A lot more can be said about what data-centric means at the enterprise level. If you have a bit of time to learn about it, I’d recommend watching this video. If you have more time, it’s worth going through The Data-Centric Revolution and if you have even more, read it after its predecessor Software Wasteland to get a better understanding of the size and the nature of the problem. If you have spent more than a couple of years in a big organization, you’ll find many familiar patterns.
We have this problem not only on the open web and in enterprises. We have it also with our personal information management. Our emails are trapped in one application, our documents in another, and then we keep our bookmarks disconnected from them inside the browser. We use one application to search on the web, and another to search our files. Now we can combine it but only if we forfeit our freedom to choose operating system and browser.

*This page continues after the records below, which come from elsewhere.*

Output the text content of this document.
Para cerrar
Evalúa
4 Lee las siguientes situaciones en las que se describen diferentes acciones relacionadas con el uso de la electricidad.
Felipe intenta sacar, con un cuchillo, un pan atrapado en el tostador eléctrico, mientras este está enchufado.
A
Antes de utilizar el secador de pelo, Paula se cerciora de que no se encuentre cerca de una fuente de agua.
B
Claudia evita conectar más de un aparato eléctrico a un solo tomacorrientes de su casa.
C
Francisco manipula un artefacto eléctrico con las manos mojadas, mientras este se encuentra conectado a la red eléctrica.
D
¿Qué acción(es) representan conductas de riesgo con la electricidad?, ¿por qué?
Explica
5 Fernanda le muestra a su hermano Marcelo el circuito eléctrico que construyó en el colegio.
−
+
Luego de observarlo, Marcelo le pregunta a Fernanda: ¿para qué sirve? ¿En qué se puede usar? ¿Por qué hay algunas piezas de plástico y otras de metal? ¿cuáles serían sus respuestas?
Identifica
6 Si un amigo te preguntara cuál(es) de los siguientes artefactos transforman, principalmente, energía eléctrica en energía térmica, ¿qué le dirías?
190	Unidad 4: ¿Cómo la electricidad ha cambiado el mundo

If we look for something we communicated in writing, we have to remember where we wrote or read it. If we don’t, we have to search our files, our email, Twitter, Facebook, and the web. When we write a Word document we have to open it with MS Word. But when we are in Word we don’t have access to our tasks. For that, we need to go to another application.
A way to solve this is to decouple data from applications.
At all these scales, societal, organizational and personal, when it comes to managing information, we have similar kinds of problems coming from the tight application-data coupling or platform-data coupling. I will focus on organizations from now on to the end of this article, but it’s important to keep the bigger picture in mind.
What does a digital transformation from application to data-centric enterprise look like? In a perfect world it would look something like this:
EKG stands for Enterprise Knowledge Graph. It is something that complies with these design and governance principles.
A more realistic, but still ambitious transformation, will keep the data of the current applications where it is but will have it duplicated (virtualised or streamed) in the enterprise knowledge graph where it will be living an independent life, together with its semantics.
However, all new applications should be built in a way that they “visit the data, perform their magic and express the results of their process back into the data layer for all to share”.
While data-centric is all about decoupling applications and data, by itself, as a goal, slogan and buzzword, is problematic. Data-centric has the similar problems as the preceding waves of process-centric and service-centric movements. Even worse, the word itself can impede the transformation it promotes. When a data department in a big organization is promoting data-centricity inside the organization, that can be easily misconstrued as just being self-centric. If the idea is sold, there will be more budget for the data department. It’s like a planet faking strong gravity to attract matter so that it gets more mass and consequently stronger actual gravity.
What is actually needed is not data-centrism4, just decoupling data from applications. Even not that, loose-coupling would suffice. It’s also easy to explain. You want to run, but your leg is in plaster. Once the plaster is removed you can bend your knee and ankle, you can run, jump, you can walk in one direction and then abruptly change it. But no, loose-coupling is the language of SOA; it’s passé5. Nobody would listen. Not that there are many that hear the data-centric cries, but at least they stand the chance to be echoed off the more modern knowledge graphs and F.A.I.R principles.